Without quality measures, it’s difficult to prioritize improvements. Documentation quality measures go beyond good grammar. Teams must decide what quality measures are important; some of these might be:
• Applicability: Does this documentation apply to a large set of general conditions or only a few specific cases?
• Verifiability: Can the documentation be cross-referenced to other documentation or publications such as product manuals? Are there simple means of verifying that the documentation is correct, current and complete?
• Currency: Is the documentation up-to-date? When will the information expire or become useless? Must it be updated at specific times or at the time of certain events?
• Reference- or task-centric: Is the documentation mostly reference material, or will it be used to complete some process? Does it include checklists, flowcharts, or other means of process management?
Start with these and use simple measures such as a one-to five-point scale. It isn’t necessary to be 100 percent accurate; the important point is to use the results to prioritize improvements.

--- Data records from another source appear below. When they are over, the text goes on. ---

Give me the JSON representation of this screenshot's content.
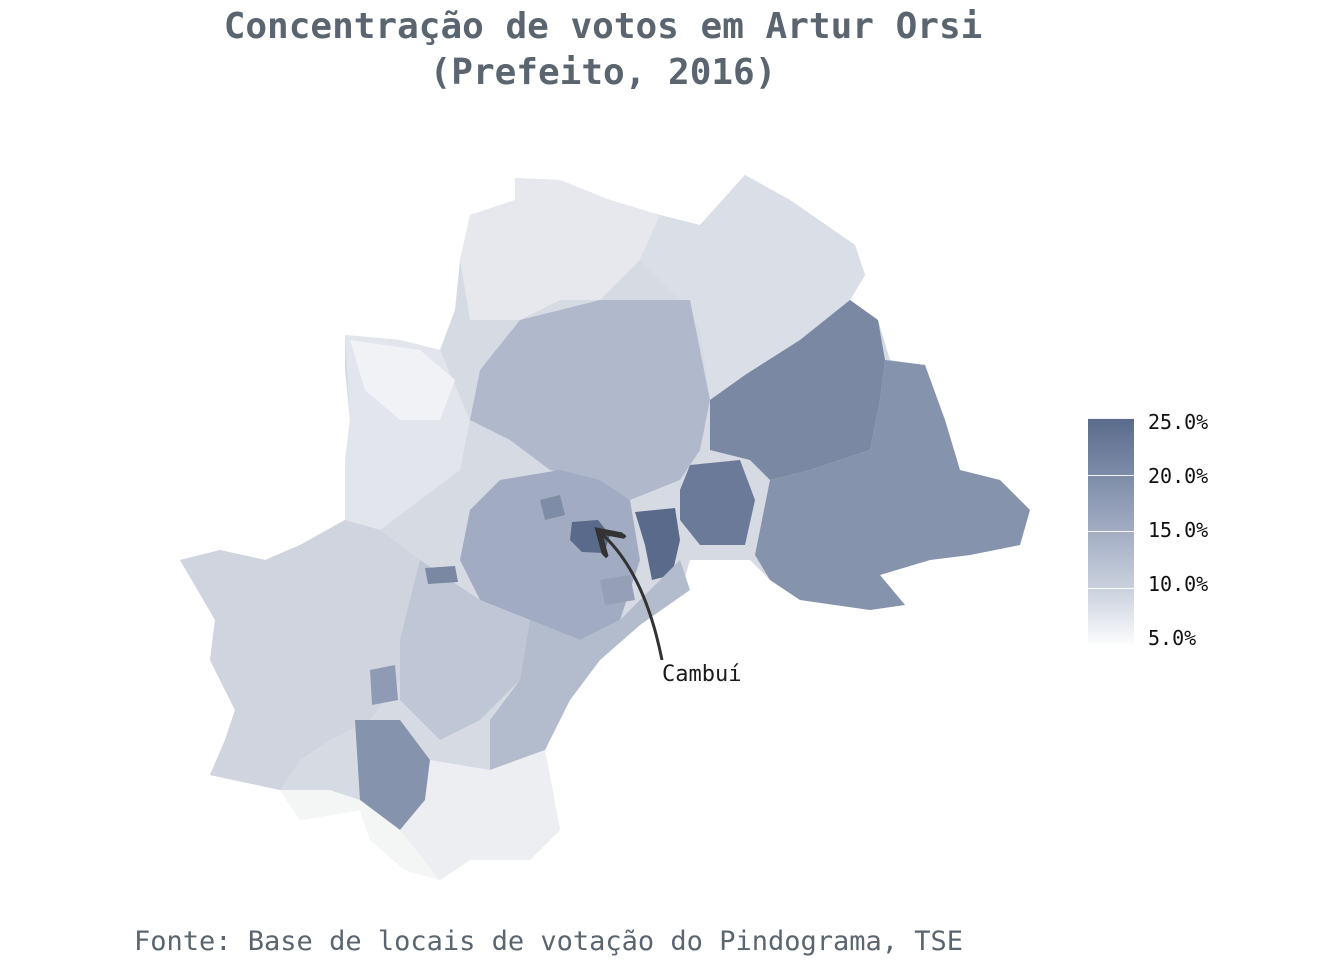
{
  "title": {
    "line1": "Concentração de votos em Artur Orsi",
    "line2": "(Prefeito, 2016)"
  },
  "annotation": {
    "label": "Cambuí"
  },
  "legend": {
    "labels": [
      "25.0%",
      "20.0%",
      "15.0%",
      "10.0%",
      "5.0%"
    ],
    "colors": {
      "high": "#5a6a8a",
      "low": "#ffffff"
    }
  },
  "source": "Fonte: Base de locais de votação do Pindograma, TSE",
  "colors": {
    "text": "#5a6570",
    "region_light": "#d6dae3",
    "region_mid": "#a8b2c6",
    "region_dark": "#7a88a3",
    "region_darkest": "#5a6a8a"
  }
}
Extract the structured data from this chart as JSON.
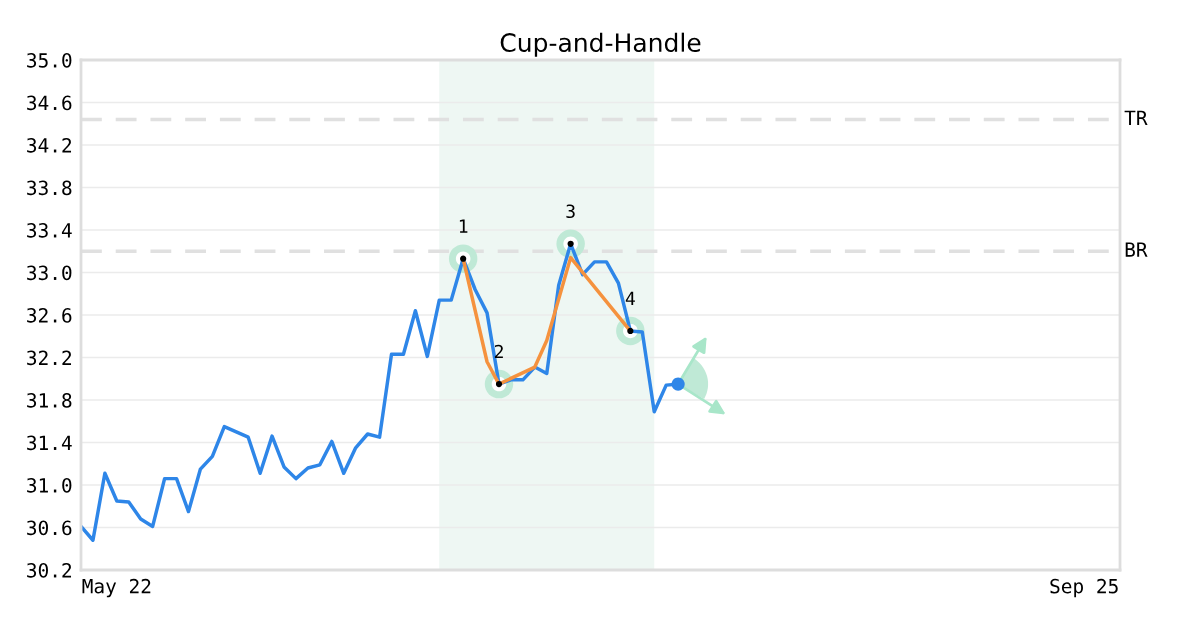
{
  "chart_data": {
    "type": "line",
    "title": "Cup-and-Handle",
    "categories": [
      null,
      null,
      null,
      "May 22",
      null,
      null,
      null,
      null,
      null,
      null,
      null,
      null,
      null,
      null,
      null,
      null,
      null,
      null,
      null,
      null,
      null,
      null,
      null,
      null,
      null,
      null,
      null,
      null,
      null,
      null,
      null,
      null,
      null,
      null,
      null,
      null,
      null,
      null,
      null,
      null,
      null,
      null,
      null,
      null,
      null,
      null,
      null,
      null,
      null,
      null,
      null,
      null,
      null,
      null,
      null,
      null,
      null,
      null,
      null,
      null,
      null,
      null,
      null,
      null,
      null,
      null,
      null,
      null,
      null,
      null,
      null,
      null,
      null,
      null,
      null,
      null,
      null,
      null,
      null,
      null,
      null,
      null,
      null,
      null,
      "Sep 25",
      null,
      null,
      null
    ],
    "ylim": [
      30.2,
      35.0
    ],
    "yticks": [
      {
        "value": 30.2,
        "label": "30.2"
      },
      {
        "value": 30.6,
        "label": "30.6"
      },
      {
        "value": 31.0,
        "label": "31.0"
      },
      {
        "value": 31.4,
        "label": "31.4"
      },
      {
        "value": 31.8,
        "label": "31.8"
      },
      {
        "value": 32.2,
        "label": "32.2"
      },
      {
        "value": 32.6,
        "label": "32.6"
      },
      {
        "value": 33.0,
        "label": "33.0"
      },
      {
        "value": 33.4,
        "label": "33.4"
      },
      {
        "value": 33.8,
        "label": "33.8"
      },
      {
        "value": 34.2,
        "label": "34.2"
      },
      {
        "value": 34.6,
        "label": "34.6"
      },
      {
        "value": 35.0,
        "label": "35.0"
      }
    ],
    "grid": "y",
    "series": [
      {
        "color": "#2e86e8",
        "values": [
          30.61,
          30.48,
          31.11,
          30.85,
          30.84,
          30.68,
          30.61,
          31.06,
          31.06,
          30.75,
          31.15,
          31.27,
          31.55,
          31.5,
          31.45,
          31.11,
          31.46,
          31.17,
          31.06,
          31.16,
          31.19,
          31.41,
          31.11,
          31.35,
          31.48,
          31.45,
          32.23,
          32.23,
          32.64,
          32.21,
          32.74,
          32.74,
          33.13,
          32.84,
          32.62,
          31.95,
          31.99,
          31.99,
          32.11,
          32.05,
          32.88,
          33.27,
          32.98,
          33.1,
          33.1,
          32.9,
          32.45,
          32.44,
          31.69,
          31.94,
          31.95,
          null,
          null,
          null,
          null,
          null,
          null,
          null,
          null,
          null,
          null,
          null,
          null,
          null,
          null,
          null,
          null,
          null,
          null,
          null,
          null,
          null,
          null,
          null,
          null,
          null,
          null,
          null,
          null,
          null,
          null,
          null,
          null,
          null,
          null,
          null,
          null,
          null
        ]
      },
      {
        "color": "#f5923e",
        "values": [
          null,
          null,
          null,
          null,
          null,
          null,
          null,
          null,
          null,
          null,
          null,
          null,
          null,
          null,
          null,
          null,
          null,
          null,
          null,
          null,
          null,
          null,
          null,
          null,
          null,
          null,
          null,
          null,
          null,
          null,
          null,
          null,
          33.13,
          null,
          32.16,
          31.95,
          null,
          null,
          32.11,
          32.36,
          null,
          33.14,
          null,
          null,
          null,
          null,
          32.45,
          null,
          null,
          null,
          null,
          null,
          null,
          null,
          null,
          null,
          null,
          null,
          null,
          null,
          null,
          null,
          null,
          null,
          null,
          null,
          null,
          null,
          null,
          null,
          null,
          null,
          null,
          null,
          null,
          null,
          null,
          null,
          null,
          null,
          null,
          null,
          null,
          null,
          null,
          null,
          null,
          null
        ]
      },
      {
        "type": "scatter",
        "color": "#000000",
        "values": [
          null,
          null,
          null,
          null,
          null,
          null,
          null,
          null,
          null,
          null,
          null,
          null,
          null,
          null,
          null,
          null,
          null,
          null,
          null,
          null,
          null,
          null,
          null,
          null,
          null,
          null,
          null,
          null,
          null,
          null,
          null,
          null,
          33.13,
          null,
          null,
          31.95,
          null,
          null,
          null,
          null,
          null,
          33.27,
          null,
          null,
          null,
          null,
          32.45,
          null,
          null,
          null,
          null,
          null,
          null,
          null,
          null,
          null,
          null,
          null,
          null,
          null,
          null,
          null,
          null,
          null,
          null,
          null,
          null,
          null,
          null,
          null,
          null,
          null,
          null,
          null,
          null,
          null,
          null,
          null,
          null,
          null,
          null,
          null,
          null,
          null,
          null,
          null,
          null,
          null
        ]
      }
    ],
    "annotations": [
      "1",
      "2",
      "3",
      "4"
    ],
    "ref_lines": [
      {
        "axis": "y",
        "value": 34.44,
        "label": "TR",
        "color": "#e0e0e0",
        "line_style": "dashed"
      },
      {
        "axis": "y",
        "value": 33.2,
        "label": "BR",
        "color": "#e0e0e0",
        "line_style": "dashed"
      }
    ]
  }
}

As you fix problems, document the fixes along with your analysis. Compare the quality of the fix document with that of the process and related documentation. If the fixes are higher quality, then your documentation and processes need to be reviewed and updated. If the documentation and process have higher quality, then you need to improve either your problem-solving skills or your follow- up in documentation of repeatable processes.
The notions presented here can help the DBA move away from reactive tasks, initiate quality measures, and offload basic, repetitive tasks. Hopefully, you can use this material as you work to become more productive. Remember to quantify and document your results, then advertise your value.